Ethanol: From Corn to Your Car
Alternative fuel is the talk of the town. With the environment degrading with each passing day and more and more people joining the sane club of those who accept the climate change reality. The race to find the next best fuel is intense. Ethanol seems to be the immediate answer to the issue.
There are many contenders for the title of the best alternative fuel. There is everyone’s favorite; Solar energy. This is in fact the cleanest and the best fuel for our civilization. There have been massive investments around the world to substitute solar power as an alternative to coal based power.
There are Wind and Geothermal energy options which are also seen as good long term solutions for the global energy crisis. These options are great for electricity solutions but we still have major issue of pollution from automobiles around the world. These gas based monsters will take forever to replace to electric car systems which are still in developmental phase. The alternatives are not yet efficient enough as their internal combustion engine counterparts.
So how do we take on the menace of fossil fuel powered, greenhouse gas emitting vehicles which have become so essential for our lives that it’s hard to imagine a life without them. As India imports around 70% of its petroleum needs, the need to find alternatives is extremely important. The immediate solution can be found in Ethanol.
As seen by the official Government of India figures, India’s fuel bill has been rising yearly. The sector that consumes the most fuel is transportation. Urgent steps need to be taken to reduce the massive expenditure on fuel or else we would have shortage of funds for developmental initiatives for education, healthcare and social improvements.
Ethanol is an organic compound that can be made with corn starch, sugar cane, sugar beet, grain, barley, hemp, potatoes, sweet potatoes, cassava, sunflower, fruit, grain, wheat, straw, cotton, other biomass and many more. It can also be made from the by-products of sugar processing plants. Considering the amount of sugar that is in our food today, it seems there is a lot of sugar waste (molasses) out there. Currently most of it goes into the production of alcohol (Hail Old Monk).
Ethanol can be blended in with the petrol to make it more environmental friendly. Not just that, it can help to battle the meteoric rise in fuel prices. It needs an extra step in the distillation process and for this sugar plants can be retrofitted for an Ethanol treatment facility.
There are many blending options. There is e10 with 10% blend to e85 which is an 85% blend of Ethanol to petrol. The e10 can work in any vehical that was made after 1980 and e85 works with flexible fuel cars. Ethanol has about 35% oxygen which helps burn up completely thereby emitting less toxic gases.
Recently the new Transport Minister of India, Nitin Gadkari declared an initiative to blend ethanol to save foreign exchange. Indian oil companies have expressed a desire to buy ethanol but they can’t find enough supply here. One of the prime reasons for this is that alcohol companies give higher prices for molasses than Ethanol producers.

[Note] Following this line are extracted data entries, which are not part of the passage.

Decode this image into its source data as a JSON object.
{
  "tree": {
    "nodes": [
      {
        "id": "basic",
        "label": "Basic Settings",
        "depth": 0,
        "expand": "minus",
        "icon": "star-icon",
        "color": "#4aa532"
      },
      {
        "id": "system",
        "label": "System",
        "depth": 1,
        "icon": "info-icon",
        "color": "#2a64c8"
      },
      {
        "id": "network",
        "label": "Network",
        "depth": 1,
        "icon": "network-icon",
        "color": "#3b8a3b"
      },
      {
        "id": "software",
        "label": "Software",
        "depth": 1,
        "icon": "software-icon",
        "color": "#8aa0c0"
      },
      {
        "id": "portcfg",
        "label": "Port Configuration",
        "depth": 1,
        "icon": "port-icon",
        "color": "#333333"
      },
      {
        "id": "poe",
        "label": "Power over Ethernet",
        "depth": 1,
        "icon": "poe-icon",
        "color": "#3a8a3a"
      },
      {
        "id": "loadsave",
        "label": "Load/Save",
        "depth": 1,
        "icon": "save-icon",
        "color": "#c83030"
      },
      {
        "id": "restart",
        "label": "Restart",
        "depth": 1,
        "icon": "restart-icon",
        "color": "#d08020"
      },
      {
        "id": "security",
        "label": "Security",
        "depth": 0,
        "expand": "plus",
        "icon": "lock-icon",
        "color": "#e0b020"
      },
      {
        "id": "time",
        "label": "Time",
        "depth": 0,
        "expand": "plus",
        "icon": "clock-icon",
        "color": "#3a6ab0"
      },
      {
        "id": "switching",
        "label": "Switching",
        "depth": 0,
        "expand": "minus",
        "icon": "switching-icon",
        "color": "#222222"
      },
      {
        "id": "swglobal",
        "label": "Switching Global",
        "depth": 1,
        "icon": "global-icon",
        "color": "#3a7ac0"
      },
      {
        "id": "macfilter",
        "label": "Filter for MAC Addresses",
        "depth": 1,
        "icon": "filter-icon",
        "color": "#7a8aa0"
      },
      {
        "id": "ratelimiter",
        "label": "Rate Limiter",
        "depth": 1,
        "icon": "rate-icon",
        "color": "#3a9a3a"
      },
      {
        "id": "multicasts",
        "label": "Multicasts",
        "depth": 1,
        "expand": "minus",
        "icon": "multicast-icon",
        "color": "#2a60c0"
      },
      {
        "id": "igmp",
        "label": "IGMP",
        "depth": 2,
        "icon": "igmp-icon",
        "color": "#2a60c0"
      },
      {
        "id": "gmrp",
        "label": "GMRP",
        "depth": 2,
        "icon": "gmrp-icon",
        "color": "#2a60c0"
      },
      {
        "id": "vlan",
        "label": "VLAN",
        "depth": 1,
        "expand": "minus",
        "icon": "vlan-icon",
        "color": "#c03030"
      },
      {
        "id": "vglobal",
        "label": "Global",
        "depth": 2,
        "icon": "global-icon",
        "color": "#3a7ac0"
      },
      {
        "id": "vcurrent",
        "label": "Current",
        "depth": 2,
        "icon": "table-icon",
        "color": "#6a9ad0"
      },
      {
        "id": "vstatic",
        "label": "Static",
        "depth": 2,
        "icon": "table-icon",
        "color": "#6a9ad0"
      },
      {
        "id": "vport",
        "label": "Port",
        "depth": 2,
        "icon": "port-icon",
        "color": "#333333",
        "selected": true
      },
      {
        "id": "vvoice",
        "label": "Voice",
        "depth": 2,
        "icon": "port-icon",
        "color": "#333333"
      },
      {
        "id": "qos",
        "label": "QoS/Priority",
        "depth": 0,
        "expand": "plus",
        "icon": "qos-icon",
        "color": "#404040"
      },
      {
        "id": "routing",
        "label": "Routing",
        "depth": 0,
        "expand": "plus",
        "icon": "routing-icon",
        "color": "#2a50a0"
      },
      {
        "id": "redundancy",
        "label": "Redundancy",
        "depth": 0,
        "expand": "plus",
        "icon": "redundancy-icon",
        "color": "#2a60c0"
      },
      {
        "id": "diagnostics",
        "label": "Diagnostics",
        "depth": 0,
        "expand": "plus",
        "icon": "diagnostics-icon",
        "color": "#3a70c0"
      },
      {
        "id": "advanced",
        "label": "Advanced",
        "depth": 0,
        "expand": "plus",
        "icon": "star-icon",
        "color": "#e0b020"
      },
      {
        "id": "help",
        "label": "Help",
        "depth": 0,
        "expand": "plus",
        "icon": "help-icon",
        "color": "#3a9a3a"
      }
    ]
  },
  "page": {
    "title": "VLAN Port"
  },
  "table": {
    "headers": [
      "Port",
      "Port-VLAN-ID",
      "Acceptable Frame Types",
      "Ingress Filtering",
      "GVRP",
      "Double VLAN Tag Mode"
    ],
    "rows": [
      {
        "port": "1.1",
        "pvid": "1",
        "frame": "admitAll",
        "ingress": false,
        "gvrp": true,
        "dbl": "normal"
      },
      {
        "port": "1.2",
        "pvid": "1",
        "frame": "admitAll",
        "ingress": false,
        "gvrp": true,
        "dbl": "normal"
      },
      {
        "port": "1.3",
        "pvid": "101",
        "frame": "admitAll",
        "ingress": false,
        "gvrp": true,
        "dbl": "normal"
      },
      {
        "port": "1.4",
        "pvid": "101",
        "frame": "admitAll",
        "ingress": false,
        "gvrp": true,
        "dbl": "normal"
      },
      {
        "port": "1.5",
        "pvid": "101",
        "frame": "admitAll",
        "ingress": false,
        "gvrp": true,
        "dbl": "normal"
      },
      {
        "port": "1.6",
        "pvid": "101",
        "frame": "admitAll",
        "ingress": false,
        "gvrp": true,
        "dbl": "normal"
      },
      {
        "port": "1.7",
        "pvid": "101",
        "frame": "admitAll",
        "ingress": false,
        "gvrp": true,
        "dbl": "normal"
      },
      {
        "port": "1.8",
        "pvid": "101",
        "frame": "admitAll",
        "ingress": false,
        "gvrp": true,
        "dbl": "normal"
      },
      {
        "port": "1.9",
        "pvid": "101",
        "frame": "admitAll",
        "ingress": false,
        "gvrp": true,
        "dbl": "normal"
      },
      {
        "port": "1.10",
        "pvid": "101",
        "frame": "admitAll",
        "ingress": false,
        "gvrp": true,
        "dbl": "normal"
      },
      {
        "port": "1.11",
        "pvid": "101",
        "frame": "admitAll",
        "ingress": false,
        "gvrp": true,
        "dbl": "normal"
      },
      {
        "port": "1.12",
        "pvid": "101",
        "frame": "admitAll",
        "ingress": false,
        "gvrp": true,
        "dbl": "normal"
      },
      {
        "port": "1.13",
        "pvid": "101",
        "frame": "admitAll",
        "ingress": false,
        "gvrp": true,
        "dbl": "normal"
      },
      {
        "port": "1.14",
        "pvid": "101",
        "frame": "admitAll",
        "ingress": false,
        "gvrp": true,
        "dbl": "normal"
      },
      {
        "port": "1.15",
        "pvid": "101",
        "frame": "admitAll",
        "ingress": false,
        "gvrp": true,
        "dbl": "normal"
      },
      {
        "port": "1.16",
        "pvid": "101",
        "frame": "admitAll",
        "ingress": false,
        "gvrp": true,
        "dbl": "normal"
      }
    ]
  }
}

According to Nitin Gadkari’s company Purti group; which is a producer of Ethanol, if 140 crore litre of ethanol can be procured in an year, it can save about Rs. 63000 Crores of precious foreign exchange on petrol.
This action, while commended for being an economically directed initiative is also being berated for its short sightedness. India has been facing the wrath of food inflation for a while. If there is a shift in the agricultural sector from food crops to fuel crops it can severely increase food prices. Also as there is an acute shortage of talented agricultural scientists, educating the farmers on increasing the efficiency will be an issue.
Currently in the world market US and Brazil are the top manufacturers of ethanol. They produce around 90% of the world’s ethanol. While US’s production is more grain based, Brazil opts for Sugarcane. As India is the second highest producer of the sugarcane, it can easily exploit that statistic in its favor. India has a biofuel policy but what is really required is long term commitments from the top brass. Investment in education of farmers to manage sustainability between food and fuel crops should also be a parallel priority.
There is also a major issue with Ethanol, if a sustainable plan isn’t worked out, farmers will dedicate a lot of land and may even clear forests for its production. This will negate whatever benefit is gained from blending it with petrol. In fact, cutting down forests adds more greenhouse gases than any other source.
Recently a group of Stanford University scientists have discovered a process by which Ethanol can be harvested without using plant agricultural resources. The process involves passing Carbon monoxide through an “oxide-derived” copper electrode. The team is now looking into making the process more efficient so that land resources can remain just for food instead of being pressurized into fueling stomachs as well as fuel tanks. This kind of developmental research and innovation should be encouraged by the governments everywhere.
Overall the major issue with Ethanol still is that it is a short term action plan and we have to focus on long term solutions. One sure shot solution that comes to mind is Electric Vehicles. EV’s technology unknown to many is about a 100 years old. They were abandoned because of malicious campaigns against it and the cheap availability of fossil fuels in that era.
We are now close to exhausting accessible fossil fuels reserves. Exploring new places to extract oil from earth comes at a cost like the incident with BP’s Deep Water Horizon. The need for alternative transportation investment is extremely crucial right now. The time for inaction is long past gone.
If only farts could power vehicles, we Indians would have had free energy for life.